Musa bin Mahdi bin Mansur (145-170 H/762-786) atau lebih dikenal dengan al-Hadi al-Abbasi adalah khalifah ke empat dari Bani Abbasiyah. Al-Hadi al-Abbasi berkuasa kurang lebih 14 bulan. Selama masa kekuasaannya, kaum Alawi mendapat pengawasan ketat dan tunjangan mereka diputus. Pada masa kekuasaannya, terjadi pemberontakan di Madinah yang dipimpin Sahib Fakh yang berhasil dipadamkan. Al-Hadi al-Abbasi menuduh Imam Kazhim as sebagai dalang utama dibalik pemberontakan Fakh, yang karena itu menurut sejumlah sumber al-Hadi al-Abbasi memerintahkan agar Imam Kazhim as di bunuh, namun sebelum perintah tersebut terlaksana ia terlebih dahulu meninggal dunia. Kebijakan politik al-Hadi al-Abbasi melanjutkan kebijakan ayahnya, yaitu melakukan tindakan represif terhadap kaum zindiq dan banyak dari mereka dibunuhnya.

Menurut beberapa sumber, al-Hadi al-Abbasi hendak mengangkat putra bungsunya Ja'far untuk menjadi putra mahkota dibanding Harun al-Rasyid, namun ia tidak berhasil. Sepeninggalnya, saudaranya Harun al-Rasyid lah yang menjadi khalifah.

Biografi

Musa bin Mahdi bin Mansur dengan laqab al-Hadi adalah khalifah Abbasiyah ke empat setelah Abu al-Abbas al-Saffah, al-Mansur dan al-Mahdi al-Abbasi. [1] Ayahnya al-Mahdi al-Abbasi, ibunya seorang budak yang bernama Khaizaran. [2] Ia menjadi khalifah di usia 25 tahun pada bulan Muharram tahun 169 H/785. [3] Dengan usia tersebut, ia adalah khalifah termuda dibanding ketiga khalifah sebelumnya. [4]

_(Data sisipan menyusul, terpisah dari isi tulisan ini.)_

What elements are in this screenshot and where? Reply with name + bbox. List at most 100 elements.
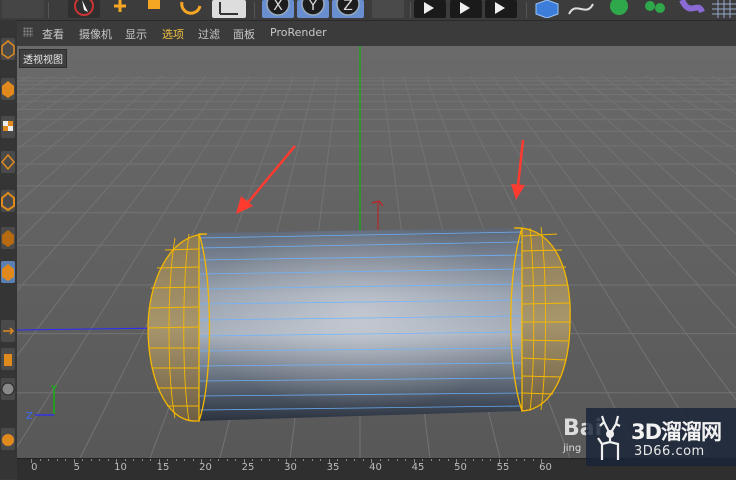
cylinder-object[interactable] [147,226,571,422]
timeline-minor-tick [490,459,491,461]
timeline-minor-tick [235,459,236,461]
floor-icon[interactable] [712,0,736,18]
viewport-menu-bar: 查看 摄像机 显示 选项 过滤 面板 ProRender [17,21,736,46]
render-settings-icon[interactable] [485,0,517,18]
array-icon[interactable] [640,0,670,18]
timeline-minor-tick [124,459,126,461]
toolbar-separator [254,2,255,18]
left-tool-sidebar [0,20,18,479]
polygons-mode-icon[interactable] [1,227,15,249]
world-coord-icon[interactable] [372,0,404,18]
toolbar-separator [526,2,527,18]
timeline-minor-tick [345,459,347,461]
y-axis-icon[interactable]: Y [297,0,329,18]
object-mode-icon[interactable] [1,261,15,283]
main-toolbar: X Y Z [0,0,736,21]
z-axis-icon[interactable]: Z [332,0,364,18]
gizmo-z-label: Z [26,411,33,422]
timeline-minor-tick [218,459,219,461]
menu-display[interactable]: 显示 [125,26,147,42]
timeline-minor-tick [303,459,304,461]
timeline-minor-tick [362,459,364,461]
points-mode-icon[interactable] [1,151,15,173]
timeline-tick-label: 45 [411,462,425,473]
timeline-minor-tick [481,459,483,461]
deer-logo-icon [597,415,621,460]
timeline-tick-label: 0 [31,462,38,473]
rotate-icon[interactable] [176,0,206,18]
menu-options[interactable]: 选项 [162,26,184,42]
timeline-minor-tick [507,459,508,461]
timeline-minor-tick [439,459,440,461]
toolbar-separator [410,2,411,18]
coordinate-icon[interactable] [212,0,246,18]
timeline-tick-label: 15 [156,462,170,473]
timeline-minor-tick [473,459,474,461]
undo-icon[interactable] [2,0,44,18]
timeline-minor-tick [107,459,109,461]
viewport-scene: Y Z [17,46,736,458]
timeline-tick-label: 40 [369,462,382,473]
menu-panel[interactable]: 面板 [233,26,255,42]
timeline-minor-tick [379,459,381,461]
timeline-minor-tick [260,459,262,461]
move-icon[interactable] [105,0,135,18]
timeline-minor-tick [388,459,389,461]
jingyan-watermark: jing [563,443,582,454]
timeline-minor-tick [294,459,296,461]
timeline-minor-tick [524,459,525,461]
timeline-minor-tick [269,459,270,461]
timeline-minor-tick [48,459,49,461]
timeline-minor-tick [396,459,398,461]
grip-icon[interactable] [23,27,33,37]
perspective-viewport[interactable]: Y Z 透视视图 [17,46,736,458]
timeline-minor-tick [464,459,466,461]
svg-text:Z: Z [343,0,353,14]
timeline-minor-tick [354,459,355,461]
spline-icon[interactable] [566,0,596,18]
svg-text:Y: Y [308,0,318,14]
timeline-minor-tick [65,459,66,461]
timeline-minor-tick [90,459,92,461]
move-handle-icon[interactable] [1,320,15,342]
render-picture-icon[interactable] [450,0,482,18]
x-axis-icon[interactable]: X [262,0,294,18]
model-mode-icon[interactable] [1,38,15,60]
timeline-minor-tick [532,459,534,461]
timeline-minor-tick [209,459,211,461]
solo-icon[interactable] [1,348,15,370]
edges-mode-icon[interactable] [0,190,15,212]
timeline-minor-tick [252,459,253,461]
timeline-tick-label: 10 [114,462,127,473]
timeline-tick-label: 20 [199,462,212,473]
cube-icon[interactable] [532,0,562,19]
timeline-minor-tick [422,459,423,461]
timeline-minor-tick [405,459,406,461]
timeline-minor-tick [192,459,194,461]
watermark-url: 3D66.com [634,444,705,459]
scale-icon[interactable] [142,0,170,18]
menu-camera[interactable]: 摄像机 [79,26,112,42]
timeline-tick-label: 30 [284,462,297,473]
select-icon[interactable] [68,0,100,18]
timeline-minor-tick [99,459,100,461]
lock-icon[interactable] [1,428,15,450]
menu-prorender[interactable]: ProRender [270,26,327,39]
deformer-icon[interactable] [676,0,706,18]
snap-icon[interactable] [1,378,15,400]
texture-mode-icon[interactable] [1,78,15,100]
render-view-icon[interactable] [414,0,446,18]
timeline-minor-tick [39,459,41,461]
checker-icon[interactable] [1,116,15,138]
timeline-tick-label: 50 [454,462,467,473]
timeline-minor-tick [226,459,228,461]
viewport-title[interactable]: 透视视图 [19,49,67,68]
timeline-tick-label: 5 [73,462,80,473]
timeline-minor-tick [447,459,449,461]
timeline-minor-tick [311,459,313,461]
menu-filter[interactable]: 过滤 [198,26,220,42]
timeline-minor-tick [133,459,134,461]
subdivision-icon[interactable] [604,0,634,18]
timeline-minor-tick [56,459,58,461]
menu-view[interactable]: 查看 [42,26,64,42]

Al-Mahdi al-Abbasi ayahnya, mencurahkan perhatian yang besar padanya [5] sampai pada usia 16 tahun, ia ditetapkan sebagai putra mahkota dan menjadi komandan pasukan. [6] Menjelang akhir hidupnya, al-Mahdi memutuskan untuk mengganti al-Hadi sebagai putra mahkota dengan putranya yang lain, yaitu Harun, namun sampai ia meninggal dunia, ia tidak berhasil melakukannya. [7]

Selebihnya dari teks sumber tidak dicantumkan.